Sajja L R, Mannam G C
Division of Cardiothoracic Surgery, City Cardiac Research Centre, Vijayawada, Andhra Pradesh, India.
J Heart Valve Dis. 2001 May;10(3):288-93.
Closed mitral commissurotomy (CMC) is a well-established method for treatment of rheumatic mitral stenosis, but outcome in patients with severe pulmonary arterial hypertension (PAH) has not been clearly documented.
Between April 1996 and October 1999, among 61 patients who underwent CMC, 27 had severe PAH (systolic pressure > 100 mmHg). Of these patients, 11 were in NYHA class III, and 16 were in class IV. Preoperatively, the mean pulmonary artery (PA) pressure was 107.85 +/- 5.74 mmHg (range: 100-118 mmHg), mitral valve area (MVA) 0.704 +/- 0.106 cm2 (range: 0.5-0.91 cm2), and transmitral gradient 11.93 +/- 1.54 mmHg (range: 10-15 mmHg). The echocardiographic mitral valve score was 6.37 +/- 1.11 (range: 6-10).

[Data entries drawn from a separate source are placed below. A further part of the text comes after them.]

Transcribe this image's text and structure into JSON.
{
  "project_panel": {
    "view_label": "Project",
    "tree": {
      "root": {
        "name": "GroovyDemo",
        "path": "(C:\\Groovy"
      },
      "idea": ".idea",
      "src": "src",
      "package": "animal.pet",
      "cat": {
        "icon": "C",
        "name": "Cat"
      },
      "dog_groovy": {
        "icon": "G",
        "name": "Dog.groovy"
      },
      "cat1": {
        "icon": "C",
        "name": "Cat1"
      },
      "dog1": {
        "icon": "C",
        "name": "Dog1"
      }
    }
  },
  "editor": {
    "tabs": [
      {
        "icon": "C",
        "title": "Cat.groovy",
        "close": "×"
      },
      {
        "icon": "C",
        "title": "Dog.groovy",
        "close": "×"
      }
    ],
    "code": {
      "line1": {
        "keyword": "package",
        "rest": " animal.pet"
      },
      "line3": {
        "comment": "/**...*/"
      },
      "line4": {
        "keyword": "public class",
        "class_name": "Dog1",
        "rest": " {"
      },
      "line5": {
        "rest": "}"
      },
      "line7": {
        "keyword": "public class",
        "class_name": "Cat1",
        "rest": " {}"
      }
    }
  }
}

There was no operative mortality or incidence of significant (> or = 2+) post-CMC mitral regurgitation or cerebrovascular accident. The MVA increased to 2.385 +/- 0.248 cm2 (range: 1.9-2.8 cm2), the transmitral gradient fell to 2.44 +/- 0.51 mmHg (range: 2-3 mmHg), and postoperative PA systolic pressure fell to 33.33 +/- 8.20 mmHg (range: 30-60 mmHg). During a mean follow up of 26.9 months (range: 11-51 months), 23 patients were in NYHA class I and four were in class II. There were no significant differences in parameters between sexes, but mean male age was five years less than mean female age.
In the subset of patients with severe PAH, surgical CMC is a safe and effective procedure that results in greater MVA and a more significant and sustained fall in PA pressure compared with reported series of percutaneous balloon mitral valvuloplasty.